Kami selalu berbangga dan berbahagia pada saat melihat ada orang yang memulai meditasi karena itu adalah langkah awal untuk menggali diri yang lebih baik. Meditasi MDI adalah meditasi terapan dasar yang sangat mudah untuk dipraktekan. Meditasi MDI berbeda dengan meditasi lainya karena kami mengajak anda untuk memahami diri anda sendiri. Kami menghubungkan anda kepada para leluhur yang menjadi diri anda sekarang ini untuk menjelaskan tujuan hidup anda dan bagaimana caranya berbahagia menjalani peran hidup anda tersebut.

Persiapan Meditasi

  1. Pilih tempat yang membuat anda merasa nyaman
  2. Gunakan pakaian yang longgar dan nyaman, tidak mengganggu anda pada saat bernafas
  3. Streching sebelum memulai
  4. Sarana Ritual canang/pejati, air suci dan dupa

Langkah-Langkah Dasar Meditasi MDI

Langkah pertama – Setting Position

Posisi yang diambil adalah bersila kaki kanan didepan, kaki kiri dibelakangnya. Kaki kanan didepan sebagai simbol kita selalu melakukan kebenaran. Badan tegak lurus, mata memandang ke depan pusatkan pada satu titik. Tangan ditaruh diatas pangkuan dengan tangan kanan diatas tangan kiri yg memiliki makna bahwa kita selalu mengutamakan perilaku dharma. Menghadap ke timur sebagai perwujudan SQ.

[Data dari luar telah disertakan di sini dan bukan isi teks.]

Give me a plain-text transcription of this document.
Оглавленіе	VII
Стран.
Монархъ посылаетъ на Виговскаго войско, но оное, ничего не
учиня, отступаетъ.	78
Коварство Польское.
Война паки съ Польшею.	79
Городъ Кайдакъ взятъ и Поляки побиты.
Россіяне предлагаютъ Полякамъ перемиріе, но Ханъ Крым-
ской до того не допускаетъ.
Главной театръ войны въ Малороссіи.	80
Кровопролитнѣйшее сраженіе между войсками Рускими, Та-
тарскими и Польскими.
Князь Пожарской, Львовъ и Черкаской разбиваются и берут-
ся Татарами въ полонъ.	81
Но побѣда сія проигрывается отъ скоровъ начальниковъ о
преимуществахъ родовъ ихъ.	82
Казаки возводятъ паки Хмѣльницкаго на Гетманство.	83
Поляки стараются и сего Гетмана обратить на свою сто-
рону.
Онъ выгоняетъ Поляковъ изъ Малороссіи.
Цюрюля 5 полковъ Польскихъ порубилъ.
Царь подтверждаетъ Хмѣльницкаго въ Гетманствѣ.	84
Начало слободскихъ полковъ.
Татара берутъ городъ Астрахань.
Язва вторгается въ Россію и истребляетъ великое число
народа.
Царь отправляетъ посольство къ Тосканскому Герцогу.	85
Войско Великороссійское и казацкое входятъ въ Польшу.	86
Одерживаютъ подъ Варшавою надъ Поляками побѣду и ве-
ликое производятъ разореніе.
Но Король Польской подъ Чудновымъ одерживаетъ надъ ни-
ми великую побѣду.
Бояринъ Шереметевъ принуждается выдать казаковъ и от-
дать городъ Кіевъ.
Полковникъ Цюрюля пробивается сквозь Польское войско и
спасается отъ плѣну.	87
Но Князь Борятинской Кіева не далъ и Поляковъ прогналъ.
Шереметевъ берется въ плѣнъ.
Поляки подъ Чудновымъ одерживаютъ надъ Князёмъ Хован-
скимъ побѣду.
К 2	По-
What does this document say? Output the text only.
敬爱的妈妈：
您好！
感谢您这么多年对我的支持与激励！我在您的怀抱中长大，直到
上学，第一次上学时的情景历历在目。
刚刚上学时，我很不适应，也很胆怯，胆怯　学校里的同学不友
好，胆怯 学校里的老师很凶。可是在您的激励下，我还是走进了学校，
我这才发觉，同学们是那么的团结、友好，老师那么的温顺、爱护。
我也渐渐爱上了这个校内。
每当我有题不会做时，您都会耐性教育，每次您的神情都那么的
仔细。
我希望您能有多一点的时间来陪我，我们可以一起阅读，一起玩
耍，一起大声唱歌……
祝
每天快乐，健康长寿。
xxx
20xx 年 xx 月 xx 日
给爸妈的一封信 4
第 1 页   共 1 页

Langkah kedua – Merasakan Nafas

Setelah duduk  merasakan nafas secara sadar untuk berterima kasih kepada kehidupan, karena tanpa nafas kita tidak bisa hidup. Lembutkan rasa mengikuti keluar masuknya nafas, mata tetap focus pada satu titik tanpa berubah ubah. Pada saat merasakan nafas keluar masuk nafas dirasakan di dada. Dalam beberapa waktu nafas akan terasa di perut dan matapun akan menutup secara otomatis. Diusahakan merasakan sensasi pada saat mata tertutup tersebut.

Langkah ketiga

Nikmatilah sensasi ketenangan nafas didalam perut dan nikmati ketenangan rasa kesatuan kesadaran diri dengan nafas itu. Setelah beberapa waktu rasakanlah kembali nafas di dada sehingga muncul rasa kasih tanpa syarat yg terjadi dengan sendirinya. Rasakan rasa kasih tersebut dengan senyum tipis di bibir anda. Sadari senyuman tersebut beberapa saat agar rasa kasih tersebut menyebar keseluruh tubuh dan alam sekitarnya. Rasa kasih ini kita sebut dengan sebutan “compassion” yg sering kita akses dalam kehidupan sehari-hari.

Langkah keempat

Setelah beberapa waktu berada di compassion kemudian lanjutkan untuk merasakan chakra yg ada didalam tubuh kita mulai dari chakra paling bawah ‘Muladhara Chakra” sampai dengan “Sahashra Chakra”. Untuk chakra yg terakhir dirasakan sampai terasa menyatu dengan alam yg ditandai dengan ubun-ubun terasa dingin atau tertekan, ada rasa nya angina berputar-putar diubun ubun, dan silahkan sesuai dengan tanda-tanda masing-masing. Kemudian mulai sampaikan doa-doa atau harapan yg ingin disampaikan. Lanjutkan dengan cara sembahyang masing-masing sesuai agama dan kepercayaan anda.